詳しく読む:https://taxation-customs.ec.europa.eu/carbon-border-adjustment-mechanism_en
EUサイバーセキュリティ法
サイバーセキュリティ法 (EU Cybersecurity Act)は2019年6月28日に適用されました。EUのICT製品のセキュリティ認証規格を制定するため欧州初の統合されたサイバーセキュリティ認証の枠組みです。同法はICT製品、サービス、プロセスに対する欧州統一の認証スキームを制定し、ネットワークおよび情報システムの要素またはグループとして定義されるICT製品のサイバーレジリエンス(サイバー攻撃に対する復元力)を強化しようとするものです。ENISAは、専用のウェブサイトを通じて、認証制度や発行された証明書について一般に情報を提供する役割を担います。企業や組織のインシデントの予防、検出、対応、復旧を支援する、極めて重要で機密性の高いサイバーセキュリティ・サービスの高い品質と信頼性を確保するためには、この認証制度が鍵となります。
詳しく読む:
欧州委員会:https://digital-strategy.ec.europa.eu/en/policies/cybersecurity-act
ENISA ウェブサイト:https://www.enisa.europa.eu/topics/certification-and-standards
欧州サイバーレジリエンス法
EUサイバー・レジリエンス法(Cyber Resilience Act:CRA)は2024年10月10日に成立し、すべてのハードウェアおよびソフトウェア製品に対し、EU全体で義務化されたサイバーセキュリティ要件を初めて導入するものです。CRAは対象製品の準拠状況を”CEマーク”に統合して管理、準拠認証の付いていないデジタル要素を含む製品は3年以内に欧州市場で販売不可となります。期限までに適応できないような場合、CRAの全面適用開始後にデジタル要素を含む製品を市場に展開できなくなるリスクがありなど、CRAへの準拠は製造業者への負担が大きく、早急な対応が必要な法律です。
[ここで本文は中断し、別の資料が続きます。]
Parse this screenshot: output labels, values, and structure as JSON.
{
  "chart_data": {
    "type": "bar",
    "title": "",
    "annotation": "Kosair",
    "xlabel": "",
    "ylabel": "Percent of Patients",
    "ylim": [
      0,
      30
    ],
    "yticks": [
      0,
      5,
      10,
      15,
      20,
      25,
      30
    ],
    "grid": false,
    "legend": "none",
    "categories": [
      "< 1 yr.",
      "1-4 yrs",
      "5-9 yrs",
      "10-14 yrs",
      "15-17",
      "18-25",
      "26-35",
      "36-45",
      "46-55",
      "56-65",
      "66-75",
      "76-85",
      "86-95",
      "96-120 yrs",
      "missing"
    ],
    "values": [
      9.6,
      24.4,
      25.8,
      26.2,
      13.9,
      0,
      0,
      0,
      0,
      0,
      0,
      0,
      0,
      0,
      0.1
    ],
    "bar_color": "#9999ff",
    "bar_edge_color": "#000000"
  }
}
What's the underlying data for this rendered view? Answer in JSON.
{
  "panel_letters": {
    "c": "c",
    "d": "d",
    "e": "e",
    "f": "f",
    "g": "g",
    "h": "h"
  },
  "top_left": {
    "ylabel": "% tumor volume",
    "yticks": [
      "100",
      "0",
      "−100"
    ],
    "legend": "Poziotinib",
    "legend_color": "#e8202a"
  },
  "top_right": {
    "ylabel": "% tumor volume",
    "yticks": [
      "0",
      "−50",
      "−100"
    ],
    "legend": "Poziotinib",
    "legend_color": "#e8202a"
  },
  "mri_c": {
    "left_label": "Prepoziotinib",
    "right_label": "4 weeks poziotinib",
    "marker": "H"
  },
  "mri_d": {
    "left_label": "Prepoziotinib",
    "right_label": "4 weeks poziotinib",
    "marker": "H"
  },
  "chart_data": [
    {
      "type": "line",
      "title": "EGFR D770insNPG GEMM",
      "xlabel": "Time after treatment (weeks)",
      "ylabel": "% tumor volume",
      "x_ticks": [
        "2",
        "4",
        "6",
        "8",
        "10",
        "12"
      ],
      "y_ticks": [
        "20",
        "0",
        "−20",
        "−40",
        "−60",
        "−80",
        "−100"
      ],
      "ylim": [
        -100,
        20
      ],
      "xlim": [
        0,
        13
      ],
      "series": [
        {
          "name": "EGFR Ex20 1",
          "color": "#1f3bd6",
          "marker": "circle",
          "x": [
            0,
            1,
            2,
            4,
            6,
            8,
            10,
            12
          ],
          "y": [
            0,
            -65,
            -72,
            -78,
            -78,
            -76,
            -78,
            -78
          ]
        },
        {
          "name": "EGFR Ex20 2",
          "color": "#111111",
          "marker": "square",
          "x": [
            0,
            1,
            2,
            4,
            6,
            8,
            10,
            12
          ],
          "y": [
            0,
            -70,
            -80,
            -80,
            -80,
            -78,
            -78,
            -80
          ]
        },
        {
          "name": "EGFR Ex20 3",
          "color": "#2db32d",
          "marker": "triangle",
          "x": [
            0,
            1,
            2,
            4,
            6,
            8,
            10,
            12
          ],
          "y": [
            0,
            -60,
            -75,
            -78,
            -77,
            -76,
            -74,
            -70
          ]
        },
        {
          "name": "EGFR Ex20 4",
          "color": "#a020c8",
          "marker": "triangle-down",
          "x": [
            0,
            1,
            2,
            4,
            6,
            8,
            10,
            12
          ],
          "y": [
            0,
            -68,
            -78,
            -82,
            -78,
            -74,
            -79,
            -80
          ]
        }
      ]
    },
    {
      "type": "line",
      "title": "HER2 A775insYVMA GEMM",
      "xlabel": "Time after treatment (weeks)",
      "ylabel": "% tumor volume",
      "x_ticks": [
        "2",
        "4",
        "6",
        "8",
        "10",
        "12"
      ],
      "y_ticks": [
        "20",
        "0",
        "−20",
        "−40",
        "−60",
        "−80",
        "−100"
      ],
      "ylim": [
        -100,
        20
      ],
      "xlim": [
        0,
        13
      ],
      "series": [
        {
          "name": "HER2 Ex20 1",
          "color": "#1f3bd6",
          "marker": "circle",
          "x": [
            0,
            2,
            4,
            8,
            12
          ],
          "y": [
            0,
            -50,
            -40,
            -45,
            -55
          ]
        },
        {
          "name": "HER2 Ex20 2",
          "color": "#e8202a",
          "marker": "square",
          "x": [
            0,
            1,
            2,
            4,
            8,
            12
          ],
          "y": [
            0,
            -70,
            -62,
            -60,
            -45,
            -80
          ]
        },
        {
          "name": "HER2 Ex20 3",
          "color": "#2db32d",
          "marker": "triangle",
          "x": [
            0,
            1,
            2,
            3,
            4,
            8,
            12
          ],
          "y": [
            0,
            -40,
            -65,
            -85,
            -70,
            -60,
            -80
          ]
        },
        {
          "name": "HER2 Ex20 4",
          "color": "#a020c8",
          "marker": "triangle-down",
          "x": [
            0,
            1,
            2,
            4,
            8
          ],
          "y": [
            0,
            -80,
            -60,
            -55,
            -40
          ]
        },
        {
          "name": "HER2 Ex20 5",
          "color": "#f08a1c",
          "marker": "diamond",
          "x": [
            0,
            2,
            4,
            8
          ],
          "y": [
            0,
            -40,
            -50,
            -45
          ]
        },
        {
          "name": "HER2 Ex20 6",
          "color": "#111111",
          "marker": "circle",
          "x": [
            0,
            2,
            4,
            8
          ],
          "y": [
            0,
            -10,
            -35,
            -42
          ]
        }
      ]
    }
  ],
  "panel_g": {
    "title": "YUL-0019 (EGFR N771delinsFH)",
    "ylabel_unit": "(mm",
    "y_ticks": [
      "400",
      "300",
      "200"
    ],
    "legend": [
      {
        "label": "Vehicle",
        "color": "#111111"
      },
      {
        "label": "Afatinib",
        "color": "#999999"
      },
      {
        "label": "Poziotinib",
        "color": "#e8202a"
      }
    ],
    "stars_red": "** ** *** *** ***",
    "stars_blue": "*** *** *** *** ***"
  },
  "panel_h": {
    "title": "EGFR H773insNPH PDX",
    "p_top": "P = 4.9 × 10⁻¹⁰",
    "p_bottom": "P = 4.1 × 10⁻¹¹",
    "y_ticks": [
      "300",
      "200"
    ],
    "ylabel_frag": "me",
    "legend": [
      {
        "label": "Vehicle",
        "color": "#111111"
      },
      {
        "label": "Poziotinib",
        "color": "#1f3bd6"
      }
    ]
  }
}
デジタル要素を含む特定の製品には適用される既存の域内市場法は、ハードウェアおよびソフトウェア製品の大半をサイバーセキュリティに取り組むEU法の対象としていませんでした。域内市場の適切な機能を確保するため、①メーカーが、設計・開発段階からライフサイクル全体を通じて、デジタル要素を含む製品のセキュリティを向上させること②首尾一貫したサイバーセキュリティの枠組みを確保し、ハードウェアおよびソフトウェア製造業者のコンプライアンスを促進する③デジタル要素を持つ製品のセキュリティ特性の透明性を高める。④企業や消費者がデジタル要素を含む製品を安全に使用できるようにすることを目標としています。